Une approche renouvelée du SDV


Mgr Albert Rouet
évêque de Poitiers

Un diocèse normal se doit de posséder la panoplie complète de tous les services, aumôneries et mouvements… Vient-il à manquer un de ces éléments que les orientations diocésaines sont suspectées des plus noirs desseins envers le vaste ensemble d’activités auxquelles s’apparente le service sans responsable titulaire ! Chaque fonction prend ainsi une valeur dont l’absence de représentant nommé dans l’annuaire (Ah ! la fameuse lettre de l’absence : le responsable N…) suscite une culpabilité entretenue par les convocations régionales ou nationales.
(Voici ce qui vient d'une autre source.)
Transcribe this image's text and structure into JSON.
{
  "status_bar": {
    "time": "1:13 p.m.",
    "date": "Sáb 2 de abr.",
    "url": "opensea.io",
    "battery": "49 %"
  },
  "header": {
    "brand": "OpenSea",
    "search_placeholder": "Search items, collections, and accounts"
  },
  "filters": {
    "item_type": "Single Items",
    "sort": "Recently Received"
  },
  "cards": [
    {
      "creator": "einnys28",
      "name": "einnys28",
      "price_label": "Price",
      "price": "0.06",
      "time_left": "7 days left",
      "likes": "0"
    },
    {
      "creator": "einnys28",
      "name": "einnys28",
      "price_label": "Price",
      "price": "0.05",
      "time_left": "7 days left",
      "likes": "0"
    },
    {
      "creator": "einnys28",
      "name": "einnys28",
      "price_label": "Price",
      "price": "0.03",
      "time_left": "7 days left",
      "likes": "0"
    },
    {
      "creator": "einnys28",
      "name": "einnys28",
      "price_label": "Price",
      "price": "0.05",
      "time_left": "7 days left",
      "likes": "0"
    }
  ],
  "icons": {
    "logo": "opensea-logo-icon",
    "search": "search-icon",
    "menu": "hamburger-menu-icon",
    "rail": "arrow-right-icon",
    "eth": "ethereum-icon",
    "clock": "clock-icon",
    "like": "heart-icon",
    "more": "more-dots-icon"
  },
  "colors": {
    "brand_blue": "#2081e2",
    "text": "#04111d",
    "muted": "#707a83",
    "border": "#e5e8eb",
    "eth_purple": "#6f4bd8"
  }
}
Mais quel diocèse peut aujourd’hui nommer partout les responsables nécessaires ? Chaque service s’estime indispensable - et c’est souvent vrai. De plus, un responsable prévu achève sa formation, termine un mandat, attend un successeur.… Autant de retards parfois difficiles à expliquer. Comment faire comprendre que les nominations, même les plus désirées, les mieux préparées, gardent encore une part d’aléatoire, de précaire et d’occasionnel ? Il faut choisir entre des nécessités. Donc agir librement, en essayant de s’en justifier clairement et en supportant le manque. Surtout en introduisant les décisions dans une logique générale, dans les priorités et les possibilités du temps.

Il existe des responsables nominaux, à quart, à huitième de temps… Leurs multiples "casquettes" les rendent souvent insatisfaits de ne rien faire à fond. C’est une solution de pis-aller, qui est pratiquement devenue habituelle. On peut aussi tenter une autre approche : en analysant une responsabilité sans titulaire, on détermine ses composantes, on définit ses missions précises et on confie aux membres d’une petite équipe, une branche de cette mission. On obtient ainsi un "dispositif en étoile". Plusieurs services du diocèse de Poitiers fonctionnent ainsi : pastorale familiale, pastorale des jeunes, commission Art et Foi… Dans chaque cas, une ou deux personnes sont responsables d’une branche particulière. Chaque membre n’est donc pas surchargé. Quelques réunions générales permettent d’harmoniser l’ensemble du service et de fixer les principales orientations. Le service des vocations s’apparente à cette structure, tout en gardant un responsable particulier. Cela mérite un peu plus d’explications.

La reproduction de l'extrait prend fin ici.